The USCIS has just released Guidance on its webpage further clarifying the Simeio Solutions case from April 2015.
The most impactful part of the Guidance is that the USCIS is now requiring all H-1B employers to file an H-1B amendment for employees who have moved their geographical location, even if that move happened before April 9, 2015, the date of the Simeio Solutions decision.
Simeio Solutions holds that a new H-1B petition is required whenever an H-1B worker changes his geographical location, if that geographical change requires a new Labor Condition Application (LCA). Typically geographical changes outside of a metropolitan statistical area require a new LCA.
The USCIS previously implied that only relocations happening after the issuance of the April 0, 2015 Simeio Solutions decision. This new interpretation reaches back in time, requiring all prior geographical moves to file amended H-1Bs.
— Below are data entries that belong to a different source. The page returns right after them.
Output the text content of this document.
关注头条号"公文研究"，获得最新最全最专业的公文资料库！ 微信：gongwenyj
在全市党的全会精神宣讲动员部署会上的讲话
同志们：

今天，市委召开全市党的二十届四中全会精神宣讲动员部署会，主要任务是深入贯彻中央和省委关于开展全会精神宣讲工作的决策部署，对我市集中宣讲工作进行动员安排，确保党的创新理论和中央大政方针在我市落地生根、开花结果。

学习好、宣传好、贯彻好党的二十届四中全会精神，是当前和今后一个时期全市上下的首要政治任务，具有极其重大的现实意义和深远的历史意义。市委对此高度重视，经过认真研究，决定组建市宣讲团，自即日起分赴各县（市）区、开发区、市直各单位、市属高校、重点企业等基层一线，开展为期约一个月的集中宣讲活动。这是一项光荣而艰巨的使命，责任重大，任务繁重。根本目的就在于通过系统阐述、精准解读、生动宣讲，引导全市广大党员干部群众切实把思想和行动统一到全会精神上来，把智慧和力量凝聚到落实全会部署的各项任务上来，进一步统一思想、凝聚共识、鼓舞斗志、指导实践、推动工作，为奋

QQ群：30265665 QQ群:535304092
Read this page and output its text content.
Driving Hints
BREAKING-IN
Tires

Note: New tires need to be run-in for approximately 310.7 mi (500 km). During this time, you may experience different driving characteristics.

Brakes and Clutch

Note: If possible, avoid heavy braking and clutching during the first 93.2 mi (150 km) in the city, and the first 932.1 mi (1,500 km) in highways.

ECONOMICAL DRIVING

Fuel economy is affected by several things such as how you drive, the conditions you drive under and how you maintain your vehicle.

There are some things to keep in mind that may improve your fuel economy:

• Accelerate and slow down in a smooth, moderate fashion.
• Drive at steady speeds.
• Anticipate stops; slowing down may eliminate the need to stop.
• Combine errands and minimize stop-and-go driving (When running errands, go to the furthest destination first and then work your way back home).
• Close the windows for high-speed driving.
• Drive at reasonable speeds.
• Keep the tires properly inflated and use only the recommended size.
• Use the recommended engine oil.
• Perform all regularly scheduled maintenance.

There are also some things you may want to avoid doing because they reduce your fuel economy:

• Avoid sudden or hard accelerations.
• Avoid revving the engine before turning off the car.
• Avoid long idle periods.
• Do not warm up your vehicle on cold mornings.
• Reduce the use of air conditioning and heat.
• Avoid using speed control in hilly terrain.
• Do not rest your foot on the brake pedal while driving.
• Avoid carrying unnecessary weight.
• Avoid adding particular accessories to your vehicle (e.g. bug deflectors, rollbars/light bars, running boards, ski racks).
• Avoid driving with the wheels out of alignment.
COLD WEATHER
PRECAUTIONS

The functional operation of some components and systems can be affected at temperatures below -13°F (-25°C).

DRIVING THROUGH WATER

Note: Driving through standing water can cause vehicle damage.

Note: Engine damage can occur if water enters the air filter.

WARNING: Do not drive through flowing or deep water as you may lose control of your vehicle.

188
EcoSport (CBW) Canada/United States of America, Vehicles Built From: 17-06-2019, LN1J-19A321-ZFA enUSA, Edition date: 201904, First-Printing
Accordingly all MU Law clients are encouraged to fully review their H-1B roster and confirm that the H-1B employee’s current worksite matches the worksite listed on the employee’s I-129 petition. If the H-1B employee’s current worksite does not match the worksite listed on the employee’s I-129 petition, then we should prepare and file an amended H-1B petition.
Thankfully, the Guidance is giving all H-1B employers a 90 day grace period, until August 19, 2015, to comply with this latest Guidance interpretation.
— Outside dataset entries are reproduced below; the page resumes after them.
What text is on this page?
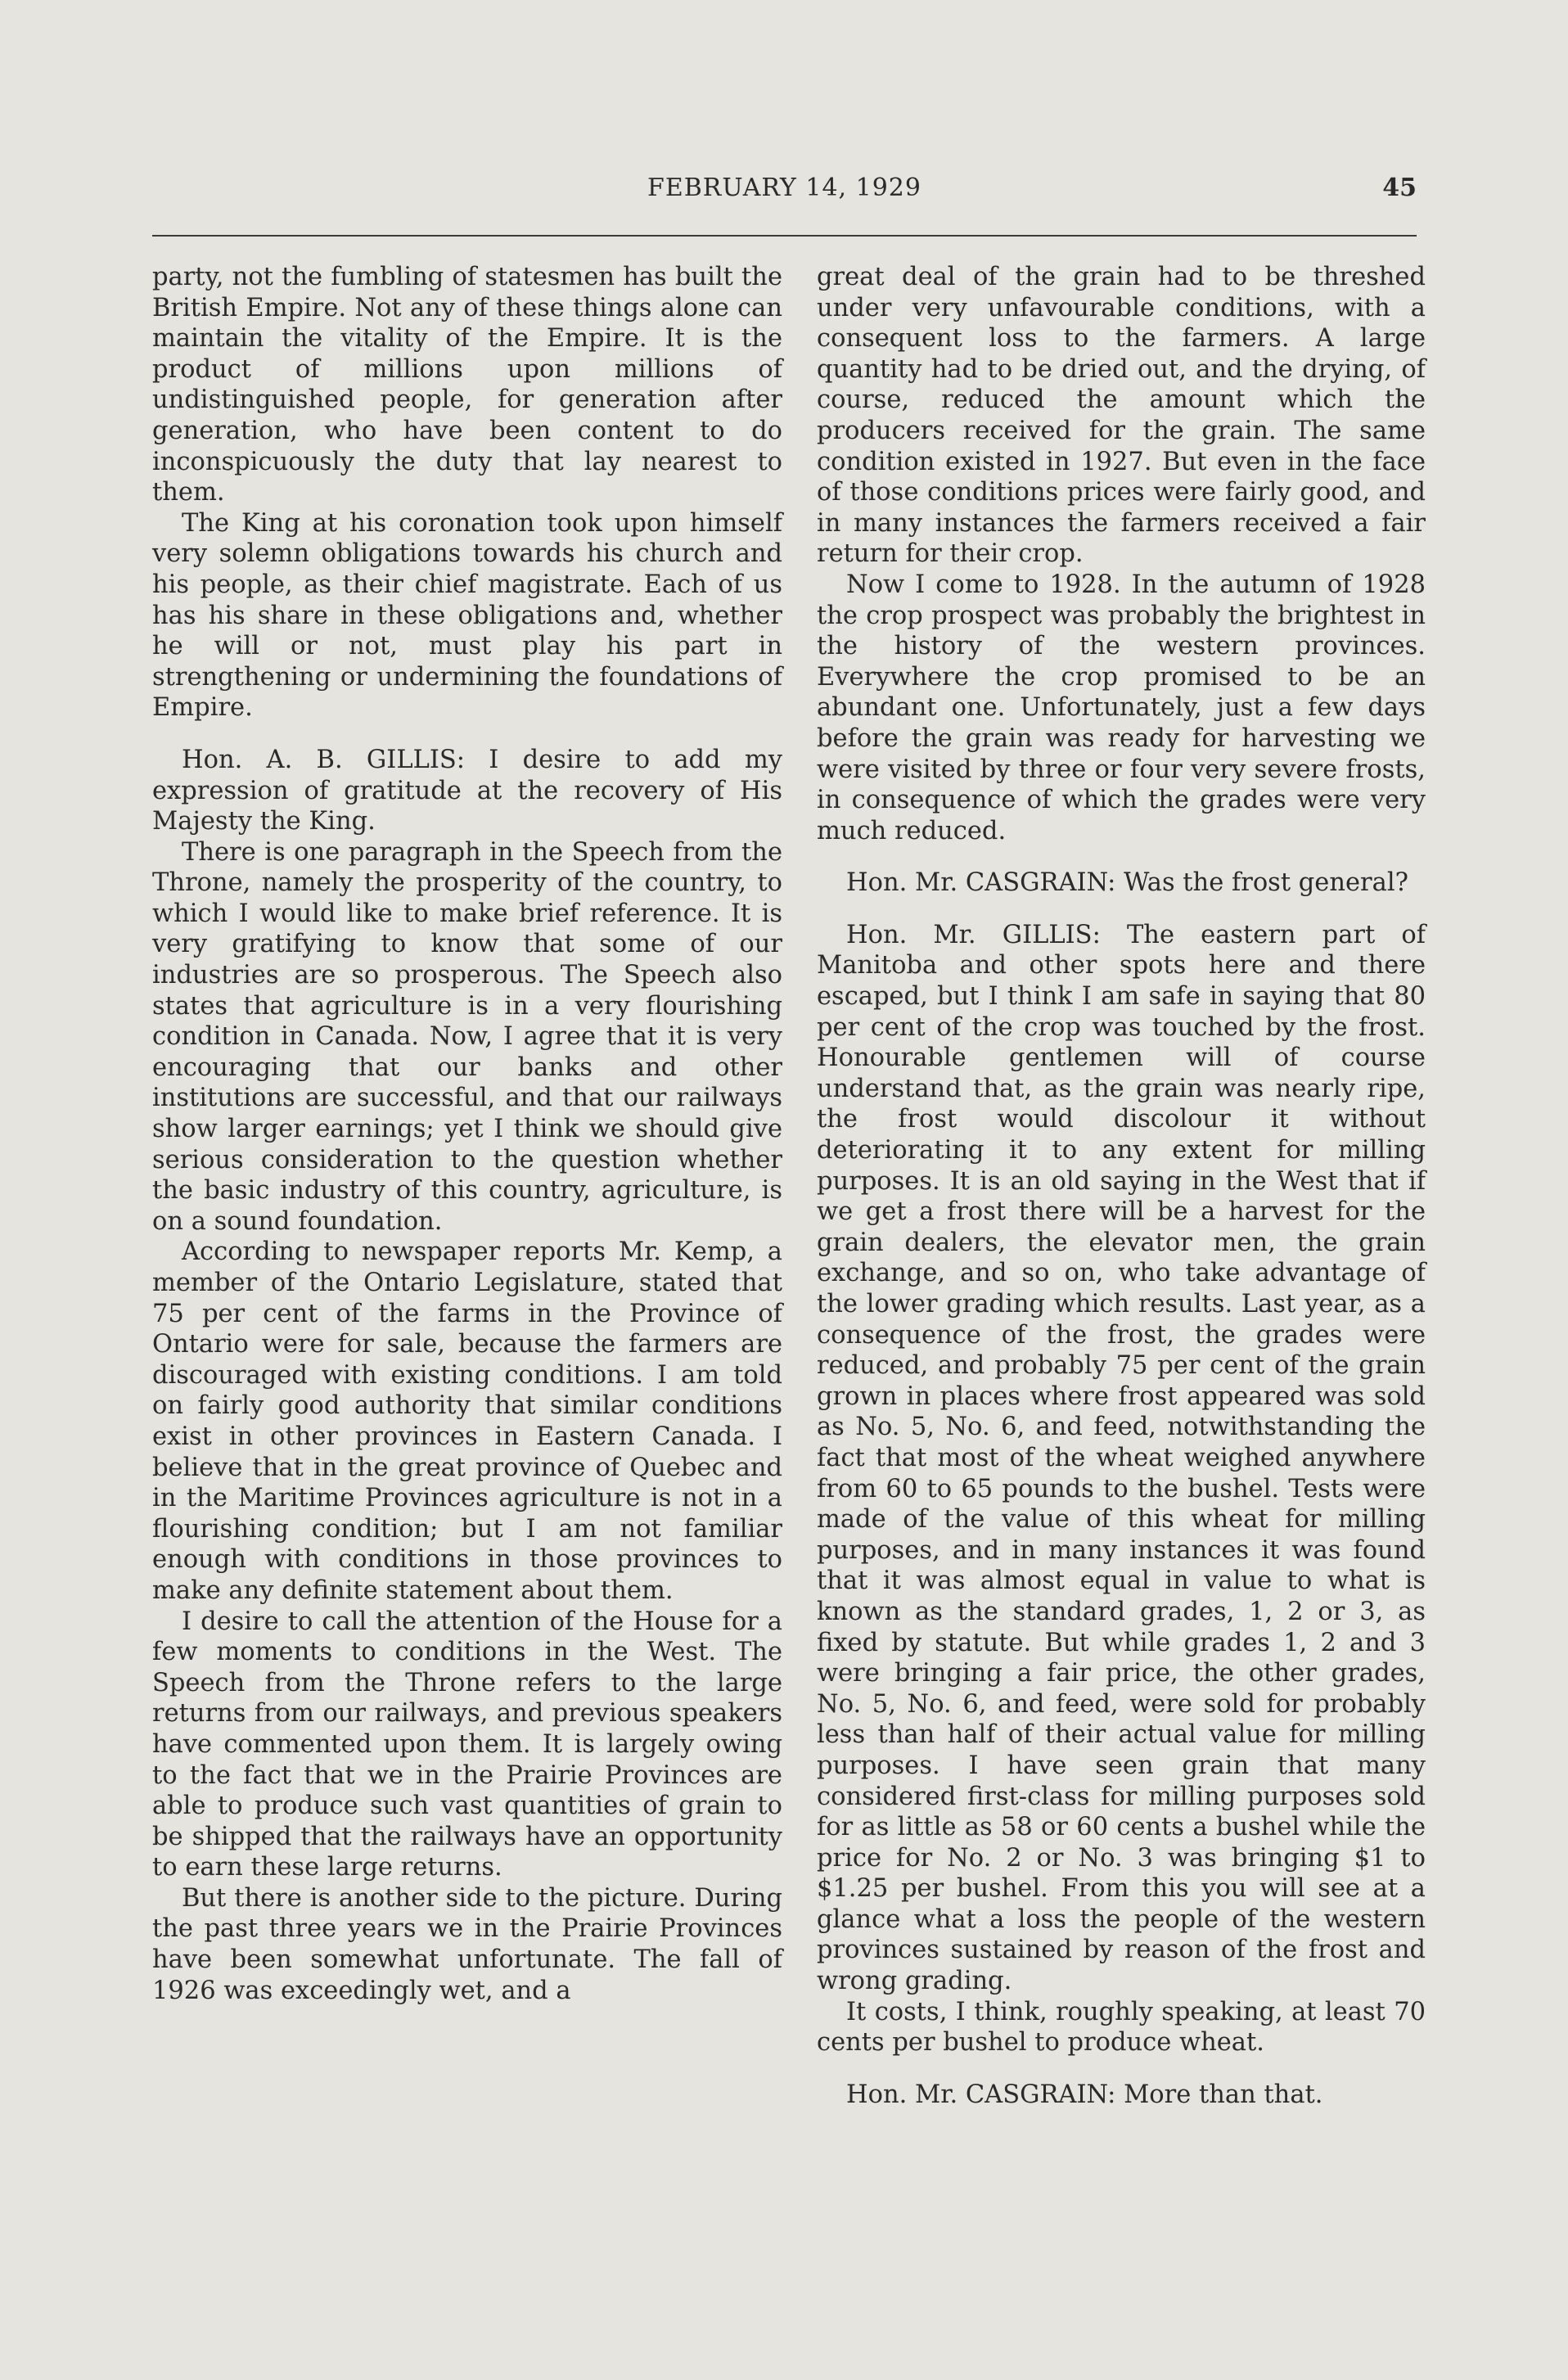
FEBRUARY 14, 1929	45

party, not the fumbling of statesmen has built the British Empire. Not any of these things alone can maintain the vitality of the Empire. It is the product of millions upon millions of undistinguished people, for generation after generation, who have been content to do inconspicuously the duty that lay nearest to them.

The King at his coronation took upon himself very solemn obligations towards his church and his people, as their chief magistrate. Each of us has his share in these obligations and, whether he will or not, must play his part in strengthening or undermining the foundations of Empire.

Hon. A. B. GILLIS: I desire to add my expression of gratitude at the recovery of His Majesty the King.

There is one paragraph in the Speech from the Throne, namely the prosperity of the country, to which I would like to make brief reference. It is very gratifying to know that some of our industries are so prosperous. The Speech also states that agriculture is in a very flourishing condition in Canada. Now, I agree that it is very encouraging that our banks and other institutions are successful, and that our railways show larger earnings; yet I think we should give serious consideration to the question whether the basic industry of this country, agriculture, is on a sound foundation.

According to newspaper reports Mr. Kemp, a member of the Ontario Legislature, stated that 75 per cent of the farms in the Province of Ontario were for sale, because the farmers are discouraged with existing conditions. I am told on fairly good authority that similar conditions exist in other provinces in Eastern Canada. I believe that in the great province of Quebec and in the Maritime Provinces agriculture is not in a flourishing condition; but I am not familiar enough with conditions in those provinces to make any definite statement about them.

I desire to call the attention of the House for a few moments to conditions in the West. The Speech from the Throne refers to the large returns from our railways, and previous speakers have commented upon them. It is largely owing to the fact that we in the Prairie Provinces are able to produce such vast quantities of grain to be shipped that the railways have an opportunity to earn these large returns.

But there is another side to the picture. During the past three years we in the Prairie Provinces have been somewhat unfortunate. The fall of 1926 was exceedingly wet, and a

great deal of the grain had to be threshed under very unfavourable conditions, with a consequent loss to the farmers. A large quantity had to be dried out, and the drying, of course, reduced the amount which the producers received for the grain. The same condition existed in 1927. But even in the face of those conditions prices were fairly good, and in many instances the farmers received a fair return for their crop.

Now I come to 1928. In the autumn of 1928 the crop prospect was probably the brightest in the history of the western provinces. Everywhere the crop promised to be an abundant one. Unfortunately, just a few days before the grain was ready for harvesting we were visited by three or four very severe frosts, in consequence of which the grades were very much reduced.

Hon. Mr. CASGRAIN: Was the frost general?

Hon. Mr. GILLIS: The eastern part of Manitoba and other spots here and there escaped, but I think I am safe in saying that 80 per cent of the crop was touched by the frost. Honourable gentlemen will of course understand that, as the grain was nearly ripe, the frost would discolour it without deteriorating it to any extent for milling purposes. It is an old saying in the West that if we get a frost there will be a harvest for the grain dealers, the elevator men, the grain exchange, and so on, who take advantage of the lower grading which results. Last year, as a consequence of the frost, the grades were reduced, and probably 75 per cent of the grain grown in places where frost appeared was sold as No. 5, No. 6, and feed, notwithstanding the fact that most of the wheat weighed anywhere from 60 to 65 pounds to the bushel. Tests were made of the value of this wheat for milling purposes, and in many instances it was found that it was almost equal in value to what is known as the standard grades, 1, 2 or 3, as fixed by statute. But while grades 1, 2 and 3 were bringing a fair price, the other grades, No. 5, No. 6, and feed, were sold for probably less than half of their actual value for milling purposes. I have seen grain that many considered first-class for milling purposes sold for as little as 58 or 60 cents a bushel while the price for No. 2 or No. 3 was bringing $1 to $1.25 per bushel. From this you will see at a glance what a loss the people of the western provinces sustained by reason of the frost and wrong grading.

It costs, I think, roughly speaking, at least 70 cents per bushel to produce wheat.

Hon. Mr. CASGRAIN: More than that.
The new USCIS Guidance also confirms existing safe harbors within the law. An amended H-1B does not have to be filed when:
-The geographical move is within the same metropolitan statistical area.
-Under certain circumstances, you may place an H-1B employee at a new job location for up to 30 days, and in some cases 60 days (where the employee is still based at the original location), without obtaining a new LCA.
-The job is “peripatetic in nature,” such as situations where their primary job is at one location but they occasionally travel for short periods to other locations “on a casual, short-term basis, which can be recurring but not excessive.